For the past two years we have met the new-year a bit lighter. Certainly not from lack of eating and drinking during the holidays, but because somebody some place decided to pick up a few of our belongings. Though initially being victim to theft feels rather upsetting and one tends to bemoan ones losses, in retrospect it can almost feel liberating. I am not hereby advocating burglaries, nor inviting people to come and serve themselves of our dwindling earthly goods. However, at the dawn of the year, when most people have over-indulged on the material front, it is important to remember that nothing is permanent and that all things we have in our possession will at one point no longer be ours, simply a lesson in impermanence.
Last year, on the very last day of the year my wallet was picked from my bag just off Ronda’s world-famous bridge. Really, I should only blame myself for having become such a country bumpkin that I think nothing can happen in our small town. Lesson learned, cash or not, I now keep it in a double zipped pocket and hold my bag underneath my arm when walking through crowed areas. Loosing a wallet is of course very annoying. I entered the New Year not only cash less, but without a single credit card, driving license or other Ids. January first was spent on hold for hours with banks in Vancouver and Madrid and credit card call centers in Delhi or god knows where, having to answer question and disclose codes I barely could recall. Then to denounce my Spanish Ids, at the local police station, which like any Spanish office is not the ultimate in speed and efficiency. But once it was all done, I felt a strange sense of lightness. Here I was, walking about without a single piece of Id. I could be anyone. Could there be a lighter way to enter a new year?
This year, also in the first week of January we discovered that ALL our art that we had brought from Canada was gone from where we had stored it for the past year and a half. The irony was that it was kept in a local convent with cloistered nuns. Our poor nuns were beside themselves, as this had never happened in the memory of any of them, even for Mother Superior who is pushing on 90. It was unfathomable to them. Hardly anybody enters the nunnery and the few who do, are trusted by the nuns. On the other hand, doors are hardly ever locked, and treasures, be it the convents own and things stored there, can in reality be picked up and brought out along other things, should one be criminally inclined.
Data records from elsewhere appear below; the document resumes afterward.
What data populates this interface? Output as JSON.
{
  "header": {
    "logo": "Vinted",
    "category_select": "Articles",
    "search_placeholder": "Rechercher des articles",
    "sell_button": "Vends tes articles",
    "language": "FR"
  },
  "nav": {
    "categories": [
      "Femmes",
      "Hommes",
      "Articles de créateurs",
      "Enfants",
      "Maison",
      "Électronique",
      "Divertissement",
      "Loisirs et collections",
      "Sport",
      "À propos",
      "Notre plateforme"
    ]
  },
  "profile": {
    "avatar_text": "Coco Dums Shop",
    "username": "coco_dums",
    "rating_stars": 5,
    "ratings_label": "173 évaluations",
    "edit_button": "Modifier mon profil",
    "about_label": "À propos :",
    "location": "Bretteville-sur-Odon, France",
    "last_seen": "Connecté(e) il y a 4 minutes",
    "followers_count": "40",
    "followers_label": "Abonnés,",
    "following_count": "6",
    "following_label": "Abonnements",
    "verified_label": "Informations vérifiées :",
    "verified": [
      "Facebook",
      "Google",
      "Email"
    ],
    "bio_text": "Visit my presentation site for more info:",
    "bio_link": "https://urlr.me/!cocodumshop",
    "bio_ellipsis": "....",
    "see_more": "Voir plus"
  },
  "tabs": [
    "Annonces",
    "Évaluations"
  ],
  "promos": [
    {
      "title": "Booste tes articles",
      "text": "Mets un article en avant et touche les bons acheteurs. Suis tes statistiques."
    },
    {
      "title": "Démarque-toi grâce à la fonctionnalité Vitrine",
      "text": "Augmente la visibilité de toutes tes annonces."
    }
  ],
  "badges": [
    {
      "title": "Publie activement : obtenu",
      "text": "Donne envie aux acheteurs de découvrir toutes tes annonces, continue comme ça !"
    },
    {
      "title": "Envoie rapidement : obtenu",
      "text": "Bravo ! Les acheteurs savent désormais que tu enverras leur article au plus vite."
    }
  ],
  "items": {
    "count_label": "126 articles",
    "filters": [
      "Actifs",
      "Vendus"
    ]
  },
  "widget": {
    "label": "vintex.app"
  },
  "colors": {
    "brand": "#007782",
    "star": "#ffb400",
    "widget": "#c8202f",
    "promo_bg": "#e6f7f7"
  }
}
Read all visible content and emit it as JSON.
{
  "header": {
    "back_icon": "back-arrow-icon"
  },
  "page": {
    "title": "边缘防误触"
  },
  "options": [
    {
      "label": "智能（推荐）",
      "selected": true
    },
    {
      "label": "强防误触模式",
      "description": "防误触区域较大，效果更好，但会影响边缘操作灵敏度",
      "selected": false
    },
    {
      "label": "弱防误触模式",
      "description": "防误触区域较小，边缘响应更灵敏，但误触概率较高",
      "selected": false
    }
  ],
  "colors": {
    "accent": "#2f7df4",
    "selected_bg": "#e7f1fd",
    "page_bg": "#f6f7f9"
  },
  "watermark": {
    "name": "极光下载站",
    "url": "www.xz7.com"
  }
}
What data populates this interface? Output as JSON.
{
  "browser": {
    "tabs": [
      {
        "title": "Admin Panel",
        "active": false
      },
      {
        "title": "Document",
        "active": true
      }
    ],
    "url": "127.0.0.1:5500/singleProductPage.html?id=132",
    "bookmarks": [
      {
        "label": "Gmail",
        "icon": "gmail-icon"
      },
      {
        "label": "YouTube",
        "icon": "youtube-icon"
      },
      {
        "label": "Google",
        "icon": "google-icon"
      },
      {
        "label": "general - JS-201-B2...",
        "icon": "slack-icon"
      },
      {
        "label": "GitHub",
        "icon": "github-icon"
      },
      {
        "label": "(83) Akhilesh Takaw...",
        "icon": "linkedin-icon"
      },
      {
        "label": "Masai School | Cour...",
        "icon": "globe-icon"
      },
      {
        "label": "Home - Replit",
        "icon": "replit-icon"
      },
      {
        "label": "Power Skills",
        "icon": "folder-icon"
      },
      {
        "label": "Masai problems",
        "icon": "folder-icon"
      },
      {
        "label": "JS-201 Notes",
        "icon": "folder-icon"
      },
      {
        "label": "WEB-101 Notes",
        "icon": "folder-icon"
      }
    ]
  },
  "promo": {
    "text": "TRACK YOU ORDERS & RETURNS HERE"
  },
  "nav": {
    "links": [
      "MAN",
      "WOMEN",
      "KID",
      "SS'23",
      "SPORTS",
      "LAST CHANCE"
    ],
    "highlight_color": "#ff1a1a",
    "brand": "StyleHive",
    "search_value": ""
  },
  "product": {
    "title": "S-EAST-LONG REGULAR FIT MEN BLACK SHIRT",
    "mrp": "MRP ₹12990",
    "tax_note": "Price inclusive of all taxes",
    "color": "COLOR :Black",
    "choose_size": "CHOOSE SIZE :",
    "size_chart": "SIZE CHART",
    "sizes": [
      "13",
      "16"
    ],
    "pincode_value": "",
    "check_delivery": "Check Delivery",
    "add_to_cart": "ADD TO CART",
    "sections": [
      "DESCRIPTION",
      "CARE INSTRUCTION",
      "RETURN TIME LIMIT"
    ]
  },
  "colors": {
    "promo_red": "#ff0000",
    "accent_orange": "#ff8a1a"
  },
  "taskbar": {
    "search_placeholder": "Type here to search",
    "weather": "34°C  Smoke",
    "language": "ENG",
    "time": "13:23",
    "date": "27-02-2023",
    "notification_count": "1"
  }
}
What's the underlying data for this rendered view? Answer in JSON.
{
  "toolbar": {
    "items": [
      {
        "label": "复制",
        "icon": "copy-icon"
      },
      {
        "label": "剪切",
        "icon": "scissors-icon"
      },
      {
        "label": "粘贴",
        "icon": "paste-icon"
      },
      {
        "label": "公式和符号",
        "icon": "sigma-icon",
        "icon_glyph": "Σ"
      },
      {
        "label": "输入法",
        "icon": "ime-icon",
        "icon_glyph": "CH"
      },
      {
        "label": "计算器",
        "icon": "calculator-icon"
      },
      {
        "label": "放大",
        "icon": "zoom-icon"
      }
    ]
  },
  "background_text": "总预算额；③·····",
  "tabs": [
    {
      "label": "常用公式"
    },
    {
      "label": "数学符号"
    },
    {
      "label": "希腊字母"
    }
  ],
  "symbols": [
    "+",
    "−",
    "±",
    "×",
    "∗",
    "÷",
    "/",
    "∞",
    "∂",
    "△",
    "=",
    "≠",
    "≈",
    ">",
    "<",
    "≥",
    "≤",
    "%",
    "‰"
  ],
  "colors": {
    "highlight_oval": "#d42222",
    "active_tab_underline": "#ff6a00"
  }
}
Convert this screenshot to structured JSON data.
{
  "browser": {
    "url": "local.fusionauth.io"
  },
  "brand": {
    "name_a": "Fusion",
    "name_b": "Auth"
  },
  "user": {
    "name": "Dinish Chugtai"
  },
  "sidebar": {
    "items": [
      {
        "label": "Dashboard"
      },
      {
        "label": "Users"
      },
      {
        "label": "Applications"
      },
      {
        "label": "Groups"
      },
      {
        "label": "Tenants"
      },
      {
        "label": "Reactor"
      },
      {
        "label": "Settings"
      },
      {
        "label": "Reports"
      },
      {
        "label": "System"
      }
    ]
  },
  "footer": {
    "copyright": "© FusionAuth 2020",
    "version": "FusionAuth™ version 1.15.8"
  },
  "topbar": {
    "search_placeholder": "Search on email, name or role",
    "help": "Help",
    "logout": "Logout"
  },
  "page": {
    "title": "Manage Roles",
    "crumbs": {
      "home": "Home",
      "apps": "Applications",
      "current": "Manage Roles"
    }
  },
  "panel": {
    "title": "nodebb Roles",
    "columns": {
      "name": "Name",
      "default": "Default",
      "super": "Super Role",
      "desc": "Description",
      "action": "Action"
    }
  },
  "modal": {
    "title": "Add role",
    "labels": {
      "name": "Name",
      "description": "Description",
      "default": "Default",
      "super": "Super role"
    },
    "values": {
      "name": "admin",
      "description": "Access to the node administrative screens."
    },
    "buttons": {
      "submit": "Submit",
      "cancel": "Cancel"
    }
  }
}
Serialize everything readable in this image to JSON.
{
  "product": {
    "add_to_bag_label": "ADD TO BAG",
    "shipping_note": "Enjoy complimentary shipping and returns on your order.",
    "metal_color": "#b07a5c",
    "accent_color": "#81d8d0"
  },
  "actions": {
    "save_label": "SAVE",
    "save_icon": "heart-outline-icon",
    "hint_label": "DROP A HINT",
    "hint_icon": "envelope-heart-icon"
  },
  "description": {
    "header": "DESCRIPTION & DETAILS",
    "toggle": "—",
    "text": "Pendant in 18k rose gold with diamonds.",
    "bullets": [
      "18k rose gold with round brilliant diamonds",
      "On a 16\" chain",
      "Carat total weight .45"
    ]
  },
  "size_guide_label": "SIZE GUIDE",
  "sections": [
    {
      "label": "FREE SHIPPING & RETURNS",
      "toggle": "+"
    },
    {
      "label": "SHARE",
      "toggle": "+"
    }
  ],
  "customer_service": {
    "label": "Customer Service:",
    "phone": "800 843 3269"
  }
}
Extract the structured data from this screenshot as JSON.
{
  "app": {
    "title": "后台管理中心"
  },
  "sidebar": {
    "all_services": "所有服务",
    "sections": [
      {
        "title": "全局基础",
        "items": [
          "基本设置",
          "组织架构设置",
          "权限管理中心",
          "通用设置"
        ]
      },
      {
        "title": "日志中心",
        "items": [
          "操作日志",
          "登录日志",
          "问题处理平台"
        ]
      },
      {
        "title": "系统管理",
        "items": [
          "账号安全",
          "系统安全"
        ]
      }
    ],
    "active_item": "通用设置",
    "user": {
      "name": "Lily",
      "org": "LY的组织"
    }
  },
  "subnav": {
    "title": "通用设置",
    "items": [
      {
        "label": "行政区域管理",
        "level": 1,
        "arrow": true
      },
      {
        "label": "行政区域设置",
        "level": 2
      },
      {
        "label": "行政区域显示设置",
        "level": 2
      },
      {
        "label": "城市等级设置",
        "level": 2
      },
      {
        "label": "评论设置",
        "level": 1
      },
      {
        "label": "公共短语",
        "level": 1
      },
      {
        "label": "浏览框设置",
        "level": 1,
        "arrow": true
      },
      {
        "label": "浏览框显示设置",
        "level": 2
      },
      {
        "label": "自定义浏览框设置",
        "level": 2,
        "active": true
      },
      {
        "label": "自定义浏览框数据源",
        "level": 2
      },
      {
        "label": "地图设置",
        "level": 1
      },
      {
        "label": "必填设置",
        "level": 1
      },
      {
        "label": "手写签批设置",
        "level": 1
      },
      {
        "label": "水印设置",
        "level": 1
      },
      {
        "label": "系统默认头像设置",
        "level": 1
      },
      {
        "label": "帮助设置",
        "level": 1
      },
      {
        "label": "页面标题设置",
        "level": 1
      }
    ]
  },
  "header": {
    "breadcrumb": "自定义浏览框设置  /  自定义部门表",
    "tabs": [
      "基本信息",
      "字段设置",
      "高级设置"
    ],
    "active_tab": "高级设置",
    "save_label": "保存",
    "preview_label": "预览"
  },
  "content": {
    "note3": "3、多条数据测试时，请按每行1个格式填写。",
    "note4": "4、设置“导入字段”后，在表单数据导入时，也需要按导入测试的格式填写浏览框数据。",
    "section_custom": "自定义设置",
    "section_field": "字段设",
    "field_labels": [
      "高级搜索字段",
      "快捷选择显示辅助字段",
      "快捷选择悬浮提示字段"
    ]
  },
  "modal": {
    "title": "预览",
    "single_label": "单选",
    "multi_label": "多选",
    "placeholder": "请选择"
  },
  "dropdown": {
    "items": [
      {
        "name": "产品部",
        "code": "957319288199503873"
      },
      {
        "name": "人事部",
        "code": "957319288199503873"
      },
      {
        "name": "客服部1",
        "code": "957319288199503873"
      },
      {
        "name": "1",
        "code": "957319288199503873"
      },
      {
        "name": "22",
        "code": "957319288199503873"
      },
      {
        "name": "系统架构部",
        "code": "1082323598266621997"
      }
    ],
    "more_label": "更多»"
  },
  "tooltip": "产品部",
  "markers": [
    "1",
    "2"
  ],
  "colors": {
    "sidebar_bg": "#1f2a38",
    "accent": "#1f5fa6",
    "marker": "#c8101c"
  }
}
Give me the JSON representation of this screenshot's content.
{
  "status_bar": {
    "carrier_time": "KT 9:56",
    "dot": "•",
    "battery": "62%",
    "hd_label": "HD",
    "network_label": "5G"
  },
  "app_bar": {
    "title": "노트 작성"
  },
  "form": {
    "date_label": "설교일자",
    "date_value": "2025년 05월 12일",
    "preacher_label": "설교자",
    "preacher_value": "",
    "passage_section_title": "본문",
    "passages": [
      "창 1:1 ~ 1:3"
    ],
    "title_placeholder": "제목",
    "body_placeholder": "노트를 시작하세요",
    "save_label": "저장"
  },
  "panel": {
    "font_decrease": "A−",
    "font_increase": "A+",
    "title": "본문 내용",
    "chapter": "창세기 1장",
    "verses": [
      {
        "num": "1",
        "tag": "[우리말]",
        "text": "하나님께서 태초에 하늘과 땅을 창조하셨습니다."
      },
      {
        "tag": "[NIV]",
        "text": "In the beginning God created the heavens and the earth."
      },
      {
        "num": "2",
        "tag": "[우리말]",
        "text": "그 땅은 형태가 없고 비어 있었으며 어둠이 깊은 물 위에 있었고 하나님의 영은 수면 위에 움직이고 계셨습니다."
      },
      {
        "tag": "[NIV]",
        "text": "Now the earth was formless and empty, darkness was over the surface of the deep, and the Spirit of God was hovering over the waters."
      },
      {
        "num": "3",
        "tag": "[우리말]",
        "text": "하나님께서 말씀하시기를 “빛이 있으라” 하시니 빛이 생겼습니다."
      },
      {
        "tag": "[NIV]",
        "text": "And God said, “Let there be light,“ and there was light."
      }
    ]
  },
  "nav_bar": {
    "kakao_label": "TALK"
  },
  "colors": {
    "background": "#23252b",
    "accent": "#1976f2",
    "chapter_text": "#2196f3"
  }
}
Initially, we were understandably upset, having lost thousands of euros worth of original art, decades in the collecting. There were priceless inherited pieces, irreplaceable old family photographs and rare and original works of art from Mexico, Canada and Norway. Many pieces where inherited or gifted to us, such as some lovely embossed limited edition bottle labels given to my husband from the Baron de Rothschild family. All gone! Friends and neighbours advised us to call the police and get fingerprints off my art portfolio that was ripped open. But sending the police and insurance agents into the nunnery was out of the question for us. It would probably give Mother Superior a heart attack. We could not do anything to hurt ‘our nuns’, who had been kind to store our boxes. We felt bad enough telling the nuns about the theft, as in the end they were more upset than us about the loss.
What to do? It was just stuff. Clearly stuff we loved and cared enough about to bring along across a large ocean. However, the art came from another chapter in our life and maybe as a new year and another page is turned, we must leave our walls bare for a while, until new art will come our way. Neither my husband nor I feel upset. We have each other, we have our health, our home and our families and friends here and abroad. What more do one need, and compared to that uncountable wealth, what is a few paintings?
If we need to experience our annual theft to be reminded of this material impermanence, I am OK with that. We cannot take it with us anyhow. And when it comes to stuff, less is almost always more, even if it sometimes hurts to realize it.